Economic marginalization, intersecting oppressions, and HIV health inequities among trans and nonbinary people: Community leader perspectives

Authors:  Emily Paine Dennis Rivera-Cash

Presenting Author: Emily Paine*

Compared to cisgender peers, trans and nonbinary (TNB) people in the U.S. experience severe economic hardships, including high rates of homelessness and housing precarity, unemployment, food insecurity, and debt. Disadvantages are concentrated among those who have sex with men, and racial and ethnic minorities. Additionally, TNB people who have sex with men (TSM) experience high HIV prevalence, low engagement in care, and suboptimal rates of adherence to HIV medication, among other poor HIV health outcomes. How and what multiple, simultaneously occurring forms of economic hardships—termed economic marginalization—are shaping TNB people’s abilities to avoid HIV acquisition and engage in the HIV care continuum, however, is not known. We interviewed 37 TNB community leaders in three U.S. cities with dense populations of TNB people and high HIV prevalence: New York City, the San Francisco Bay Area, and Atlanta. Interviews were conducted in 2021 and 2022 and took place over Zoom. We took an abductive analytic approach and used a flexible coding strategy. Participant narratives emphasized processes through which intersecting forms of structural oppression resulted in key forms of economic marginalization of TNB people. For example, leaders identified how TNB young people facing family rejection lost their homes and family economic safety net and transitioned into homelessness, housing precarity, and lack of access to safe employment, education, and savings.

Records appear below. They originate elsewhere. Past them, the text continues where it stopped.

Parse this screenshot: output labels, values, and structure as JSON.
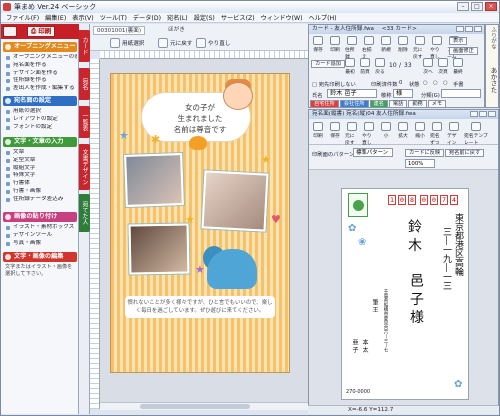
{
  "window": {
    "title": "筆まめ Ver.24 ベーシック"
  },
  "menu": [
    "ファイル(F)",
    "編集(E)",
    "表示(V)",
    "ツール(T)",
    "データ(D)",
    "宛名(L)",
    "設定(S)",
    "サービス(Z)",
    "ウィンドウ(W)",
    "ヘルプ(H)"
  ],
  "left": {
    "print_label": "印刷",
    "sections": [
      {
        "title": "オープニングメニュー",
        "items": [
          "オープニングメニューの表示",
          "宛名面を作る",
          "デザイン面を作る",
          "住所録を作る",
          "差出人を作成・編集する"
        ]
      },
      {
        "title": "宛名面の設定",
        "items": [
          "用紙の選択",
          "レイアウトの設定",
          "フォントの設定"
        ]
      },
      {
        "title": "文字・文章の入力",
        "items": [
          "文章",
          "定型文章",
          "縦組文字",
          "特殊文字",
          "行書体",
          "行書・画像",
          "住所録データ差込み"
        ]
      },
      {
        "title": "画像の貼り付け",
        "items": [
          "イラスト・素材ボックス",
          "デザインツール",
          "写真・画像"
        ]
      },
      {
        "title": "文字・画像の編集",
        "items": []
      }
    ],
    "note": "文字またはイラスト・画像を選択して下さい。"
  },
  "vtabs": [
    "カード",
    "宛名",
    "一覧表",
    "文書デザイン",
    "宛てた人"
  ],
  "doc": {
    "tab1": "00301001(裏面)",
    "tab2": "ほがき",
    "btn_paper": "用紙選択",
    "btn_undo": "元に戻す",
    "btn_redo": "やり直し",
    "card_text": "女の子が\n生まれました\n名前は尊音です",
    "bottom_text": "慣れないことが多く様々ですが、ひと言でもいいので、楽しく毎日を過ごしています。ぜひ遊びに来てください。"
  },
  "cardwin": {
    "title": "カード - 友人住所録.fwa",
    "count_label": "<33 カード>",
    "index": "10",
    "total": "33",
    "top_row": [
      "保存",
      "印刷",
      "住所録",
      "右揃え",
      "新規",
      "削除",
      "元に戻す",
      "やり直し",
      "フォーム"
    ],
    "nav_row": [
      "最初",
      "前頁",
      "戻る",
      "次へ",
      "次頁",
      "最終"
    ],
    "btn_add": "カード追加",
    "btn_display": "表示",
    "btn_fix": "画面修正",
    "print_toggle": "宛先印刷しない",
    "printed_label": "印刷済件数",
    "printed_value": "0",
    "state_label": "状態",
    "state_options": [
      "○",
      "○",
      "○",
      "手書"
    ],
    "name_label": "氏名",
    "name_value": "鈴木 邑子",
    "honorific_label": "敬称",
    "honorific_value": "様",
    "group_label": "分類(G)",
    "furigana_label": "ふりがな",
    "furigana_value": "あかさた",
    "tabs": [
      "自宅住所",
      "会社住所",
      "連名",
      "電話",
      "勤務",
      "電話メモ",
      "メモ",
      "画像",
      "その他"
    ]
  },
  "addrwin": {
    "title": "宛名面(縦書) 宛名(縦)04  友人住所録.fwa",
    "toolbar": [
      "印刷",
      "保存",
      "元に戻す",
      "やり直し",
      "小",
      "拡大",
      "縮小",
      "宛名ずつ",
      "デザイン",
      "宛名テンプレート"
    ],
    "pattern_label": "印刷面のパターン",
    "pattern_value": "標準パターン",
    "zoom_value": "100%",
    "btn_card": "カードに反映",
    "btn_toggle": "宛名前に戻す",
    "zip": [
      "1",
      "0",
      "8",
      "0",
      "0",
      "7",
      "4"
    ],
    "recipient_address": "東京都港区高輪",
    "recipient_address2": "三―一九―一三",
    "recipient_family": "鈴 木",
    "recipient_given": "邑 子 様",
    "sender_address": "千葉県船橋市夏見台六―三―七",
    "sender_name": "筆 王",
    "sender_name2": "本 太",
    "sender_name3": "亜 子",
    "sender_zip": "270-0000"
  },
  "status": {
    "coords": "X=-6.6 Y=112.7"
  }
}
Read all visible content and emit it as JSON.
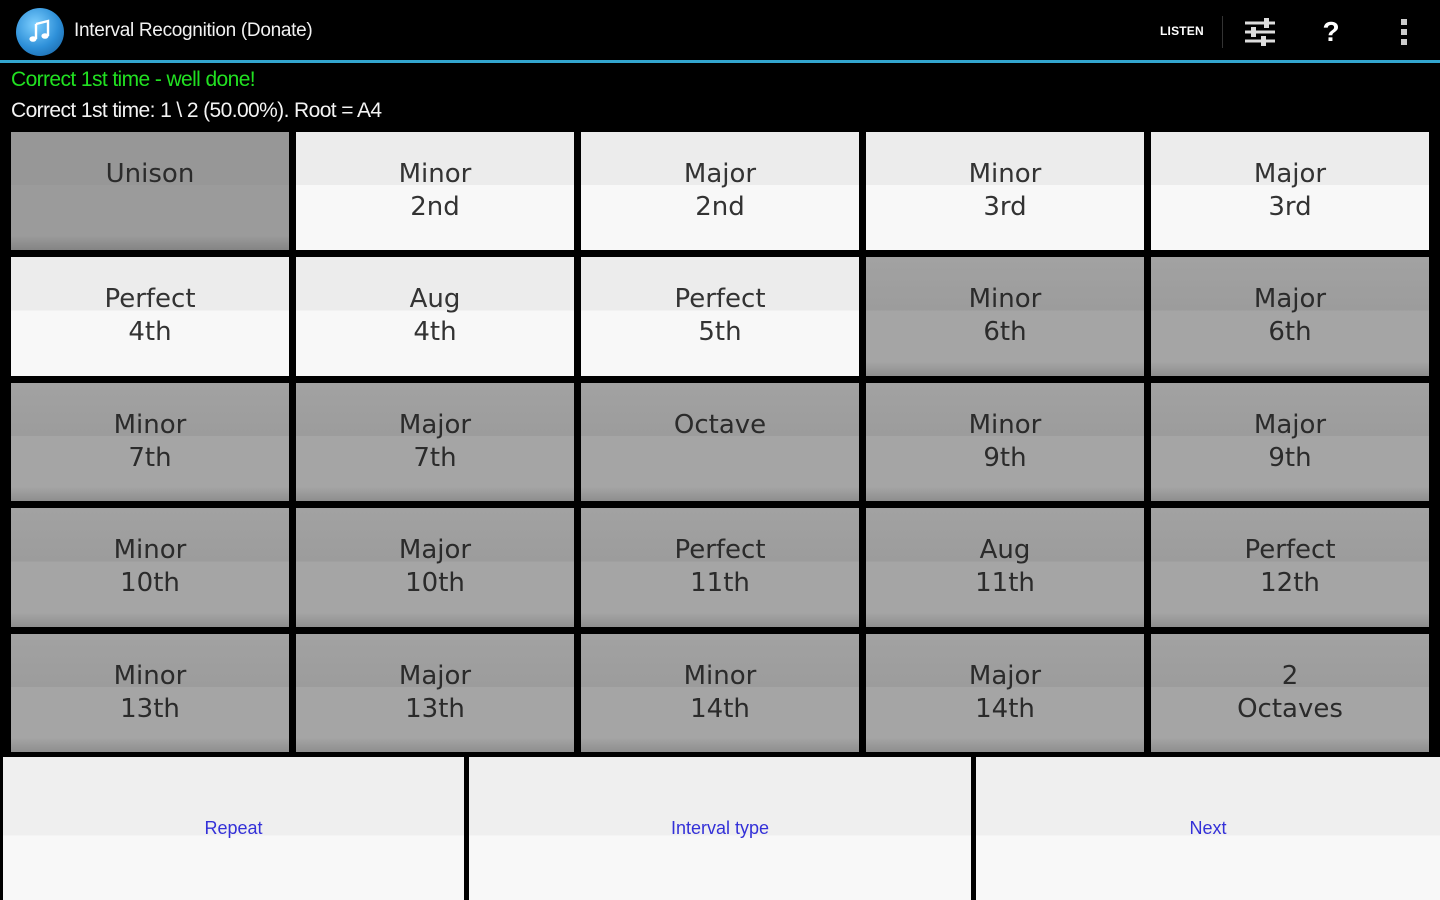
{
  "app": {
    "title": "Interval Recognition (Donate)",
    "icon": "music-note-icon",
    "actions": {
      "listen_label": "LISTEN",
      "help_label": "?"
    }
  },
  "status": {
    "message": "Correct 1st time - well done!",
    "stats": "Correct 1st time: 1 \\ 2 (50.00%).  Root = A4"
  },
  "colors": {
    "accent": "#33a6cf",
    "success": "#21e021",
    "link": "#3330d8",
    "tile_dim": "#a5a5a5",
    "tile_lit": "#f8f8f8"
  },
  "intervals": [
    {
      "line1": "Unison",
      "line2": "",
      "state": "sel"
    },
    {
      "line1": "Minor",
      "line2": "2nd",
      "state": "lit"
    },
    {
      "line1": "Major",
      "line2": "2nd",
      "state": "lit"
    },
    {
      "line1": "Minor",
      "line2": "3rd",
      "state": "lit"
    },
    {
      "line1": "Major",
      "line2": "3rd",
      "state": "lit"
    },
    {
      "line1": "Perfect",
      "line2": "4th",
      "state": "lit"
    },
    {
      "line1": "Aug",
      "line2": "4th",
      "state": "lit"
    },
    {
      "line1": "Perfect",
      "line2": "5th",
      "state": "lit"
    },
    {
      "line1": "Minor",
      "line2": "6th",
      "state": "dim"
    },
    {
      "line1": "Major",
      "line2": "6th",
      "state": "dim"
    },
    {
      "line1": "Minor",
      "line2": "7th",
      "state": "dim"
    },
    {
      "line1": "Major",
      "line2": "7th",
      "state": "dim"
    },
    {
      "line1": "Octave",
      "line2": "",
      "state": "dim"
    },
    {
      "line1": "Minor",
      "line2": "9th",
      "state": "dim"
    },
    {
      "line1": "Major",
      "line2": "9th",
      "state": "dim"
    },
    {
      "line1": "Minor",
      "line2": "10th",
      "state": "dim"
    },
    {
      "line1": "Major",
      "line2": "10th",
      "state": "dim"
    },
    {
      "line1": "Perfect",
      "line2": "11th",
      "state": "dim"
    },
    {
      "line1": "Aug",
      "line2": "11th",
      "state": "dim"
    },
    {
      "line1": "Perfect",
      "line2": "12th",
      "state": "dim"
    },
    {
      "line1": "Minor",
      "line2": "13th",
      "state": "dim"
    },
    {
      "line1": "Major",
      "line2": "13th",
      "state": "dim"
    },
    {
      "line1": "Minor",
      "line2": "14th",
      "state": "dim"
    },
    {
      "line1": "Major",
      "line2": "14th",
      "state": "dim"
    },
    {
      "line1": "2",
      "line2": "Octaves",
      "state": "dim"
    }
  ],
  "buttons": {
    "repeat": "Repeat",
    "interval_type": "Interval type",
    "next": "Next"
  }
}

Leaders further shared processes through which economic marginalization inhibited TNB people’s engagement in HIV prevention and the HIV care continuum. For example, that TNB who simultaneously lacked access to safe housing and safer employment options engaged in forms sex work that increase HIV risk, and housing precarity diminished the ability of TNB people manage HIV medications. Study results can better inform interventions designed to improve HIV outcomes among TNB people.